I was angry at first at the children who did not think about the damage they were doing. Fortunately, the bus was half-full, but if a stone had hit someone, he or she could have been seriously hurt. And as the consequence of the attack, the traffic to the suburb would be suspended for the rest of the day. But the longer I watched the grey, non-descript, concrete buildings, the more my anger dissipated. The children and their parents had not chosen this place. It had been assigned to them by the authorities. Some years before, Swedish politicians had come up with the idea that immigration was good for the economy. They asserted that the more people arrived to this cold country, the more jobs would be created and the more prosperous the country would be. Unfortunately, they could not draw well-educated people from the West, and instead they turned to Africa and Asia and welcomed poor refugees, of which many were illiterate. Although the political and cultural elite officially welcomed thousands of refugees with open arms, they did not want them to live nearby, because their presence in their affluent suburbs would immediately reduce the value of their homes. Therefore the best solution was to locate them to the suburbs which were build in the 1960s, when around one million flats were built in the shortest possible time. Maybe at that time these areas looked fine, but forty years later, they had been transformed into the parts of towns and cities people usually avoided.

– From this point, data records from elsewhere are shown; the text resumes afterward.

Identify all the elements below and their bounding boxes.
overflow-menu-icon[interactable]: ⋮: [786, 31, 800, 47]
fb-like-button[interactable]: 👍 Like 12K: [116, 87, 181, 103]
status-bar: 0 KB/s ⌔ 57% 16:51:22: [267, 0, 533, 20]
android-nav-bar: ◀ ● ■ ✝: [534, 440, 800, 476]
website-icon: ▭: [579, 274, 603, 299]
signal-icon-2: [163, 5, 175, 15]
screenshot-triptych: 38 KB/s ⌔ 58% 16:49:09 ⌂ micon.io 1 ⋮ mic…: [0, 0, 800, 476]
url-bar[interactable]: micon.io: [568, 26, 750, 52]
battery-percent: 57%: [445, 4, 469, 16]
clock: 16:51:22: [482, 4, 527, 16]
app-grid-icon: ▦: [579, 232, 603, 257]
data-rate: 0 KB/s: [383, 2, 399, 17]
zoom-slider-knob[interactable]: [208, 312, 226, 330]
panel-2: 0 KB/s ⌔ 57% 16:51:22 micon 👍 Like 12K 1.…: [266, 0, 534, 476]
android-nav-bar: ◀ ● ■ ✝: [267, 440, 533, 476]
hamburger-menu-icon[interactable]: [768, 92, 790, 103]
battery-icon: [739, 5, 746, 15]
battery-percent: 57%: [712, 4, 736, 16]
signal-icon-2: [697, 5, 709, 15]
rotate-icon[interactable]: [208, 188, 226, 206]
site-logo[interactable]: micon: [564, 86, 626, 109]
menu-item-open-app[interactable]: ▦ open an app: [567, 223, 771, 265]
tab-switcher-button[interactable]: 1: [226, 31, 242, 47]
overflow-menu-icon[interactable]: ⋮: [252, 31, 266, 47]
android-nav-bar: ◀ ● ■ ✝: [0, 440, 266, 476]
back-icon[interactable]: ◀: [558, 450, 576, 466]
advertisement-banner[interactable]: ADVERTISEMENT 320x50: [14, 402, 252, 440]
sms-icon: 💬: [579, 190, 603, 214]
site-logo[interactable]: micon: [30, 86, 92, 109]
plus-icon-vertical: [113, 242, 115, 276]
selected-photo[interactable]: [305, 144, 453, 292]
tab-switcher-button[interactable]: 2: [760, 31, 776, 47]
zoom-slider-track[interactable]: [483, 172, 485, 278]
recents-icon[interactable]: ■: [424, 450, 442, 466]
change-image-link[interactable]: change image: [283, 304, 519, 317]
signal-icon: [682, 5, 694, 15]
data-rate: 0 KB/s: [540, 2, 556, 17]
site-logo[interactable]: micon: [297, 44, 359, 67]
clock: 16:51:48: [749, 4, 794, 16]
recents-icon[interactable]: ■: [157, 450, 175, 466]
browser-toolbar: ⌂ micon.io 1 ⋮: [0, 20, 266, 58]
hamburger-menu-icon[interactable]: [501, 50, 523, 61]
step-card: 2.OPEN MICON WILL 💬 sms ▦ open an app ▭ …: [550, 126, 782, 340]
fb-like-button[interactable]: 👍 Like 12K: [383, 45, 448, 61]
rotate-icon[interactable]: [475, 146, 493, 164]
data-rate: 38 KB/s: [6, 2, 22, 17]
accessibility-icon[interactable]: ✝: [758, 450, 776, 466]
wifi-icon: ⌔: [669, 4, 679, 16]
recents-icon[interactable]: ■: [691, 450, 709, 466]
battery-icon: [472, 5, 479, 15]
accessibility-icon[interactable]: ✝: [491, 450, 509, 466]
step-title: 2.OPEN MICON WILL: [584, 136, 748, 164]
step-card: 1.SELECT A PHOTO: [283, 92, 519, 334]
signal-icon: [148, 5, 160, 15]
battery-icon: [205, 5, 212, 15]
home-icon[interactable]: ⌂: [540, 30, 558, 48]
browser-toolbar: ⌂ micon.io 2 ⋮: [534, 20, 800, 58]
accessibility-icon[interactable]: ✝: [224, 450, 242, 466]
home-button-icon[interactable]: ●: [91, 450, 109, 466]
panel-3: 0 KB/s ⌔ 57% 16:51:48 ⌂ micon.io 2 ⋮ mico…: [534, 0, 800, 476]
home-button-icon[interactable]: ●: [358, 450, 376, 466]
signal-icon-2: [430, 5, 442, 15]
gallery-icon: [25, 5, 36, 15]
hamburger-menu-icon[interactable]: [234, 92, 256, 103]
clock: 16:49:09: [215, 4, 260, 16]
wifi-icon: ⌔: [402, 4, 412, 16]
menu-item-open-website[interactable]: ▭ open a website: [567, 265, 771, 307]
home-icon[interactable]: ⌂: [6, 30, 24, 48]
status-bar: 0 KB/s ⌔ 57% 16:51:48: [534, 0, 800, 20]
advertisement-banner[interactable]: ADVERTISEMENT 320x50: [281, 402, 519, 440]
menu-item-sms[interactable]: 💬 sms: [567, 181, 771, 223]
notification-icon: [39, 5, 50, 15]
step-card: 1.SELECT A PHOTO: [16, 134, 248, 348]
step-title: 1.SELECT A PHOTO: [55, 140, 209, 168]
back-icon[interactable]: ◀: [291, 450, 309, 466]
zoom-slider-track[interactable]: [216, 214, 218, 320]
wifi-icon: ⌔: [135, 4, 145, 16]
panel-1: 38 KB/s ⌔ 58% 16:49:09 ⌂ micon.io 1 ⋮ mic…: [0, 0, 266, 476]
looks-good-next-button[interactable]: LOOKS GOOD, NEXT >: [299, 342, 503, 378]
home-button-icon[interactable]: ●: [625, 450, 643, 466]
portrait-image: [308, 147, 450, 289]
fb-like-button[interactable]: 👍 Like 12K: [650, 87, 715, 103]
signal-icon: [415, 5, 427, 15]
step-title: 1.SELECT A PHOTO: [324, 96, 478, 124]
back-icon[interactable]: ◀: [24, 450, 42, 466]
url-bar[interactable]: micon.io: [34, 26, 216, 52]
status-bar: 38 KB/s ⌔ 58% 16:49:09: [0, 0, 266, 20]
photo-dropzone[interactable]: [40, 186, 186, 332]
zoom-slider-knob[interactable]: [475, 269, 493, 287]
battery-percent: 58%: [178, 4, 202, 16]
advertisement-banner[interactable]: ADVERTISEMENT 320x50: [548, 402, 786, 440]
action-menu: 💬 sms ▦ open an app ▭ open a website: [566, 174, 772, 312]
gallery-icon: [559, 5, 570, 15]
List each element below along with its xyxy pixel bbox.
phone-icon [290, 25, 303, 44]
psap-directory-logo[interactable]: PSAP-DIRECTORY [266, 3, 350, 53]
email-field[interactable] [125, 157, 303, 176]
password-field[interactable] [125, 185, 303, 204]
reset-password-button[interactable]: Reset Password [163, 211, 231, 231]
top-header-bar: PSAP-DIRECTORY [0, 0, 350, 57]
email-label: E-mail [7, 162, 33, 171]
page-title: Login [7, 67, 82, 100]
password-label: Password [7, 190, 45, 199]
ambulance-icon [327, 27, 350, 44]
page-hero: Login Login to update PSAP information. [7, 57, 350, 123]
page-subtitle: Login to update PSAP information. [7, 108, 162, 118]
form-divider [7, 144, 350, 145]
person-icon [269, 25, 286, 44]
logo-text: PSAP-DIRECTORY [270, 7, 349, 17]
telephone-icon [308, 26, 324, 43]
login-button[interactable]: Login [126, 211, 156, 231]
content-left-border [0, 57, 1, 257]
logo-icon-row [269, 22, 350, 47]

The media, which had always endorsed multiculturalism and immigration, tried to portrait a picture of an idyll, but eventually they had to give up when the explosions and automatic gunfire jolted inhabitants from their sleep, and murders on the street turned almost into an everyday occurrence. After decades of denial, the police had decided to call these suburbs no-go areas to warn the natives not to go there because their safety could not be guaranteed.
I imagined being born in one of those suburbs. My eyes would be accustomed to the greyness of the buildings, concrete, and the lack of trees, birds and flowers. I would watch my parents sitting idle at home day after day, year after year, withering away without prospects for a future. They would have applied for dozens of jobs, but the colour of their hair, skin and their foreign names would be their impediment. They had great expectations when they arrived and dreamed about the new beginning, but the years of disappointment took their tool. They both had become depressed, chain-smoked, and drank endless cups of coffee and tea. I would felt their pain, unable to help them. I would go to a bad school where incompetent teachers would never be able to enforce discipline. They would bother more about their own safety than imparting knowledge to their students. I would know nothing about Aristotle, Picasso, Mahler, Bach and other great minds of humankind. My favourite music would be rap and my idols the gangsters who drove a BMW and had thick gold chains around their necks. Instead of the educational program on the radio, I would listen to their stories about their successful robberies, burglaries, car thefts and drug trafficking. Already as a teenager, I would become a member of a gang, and I would dream about emulating my idols. I would probably end my life prematurely, killed in a war with a rival gang.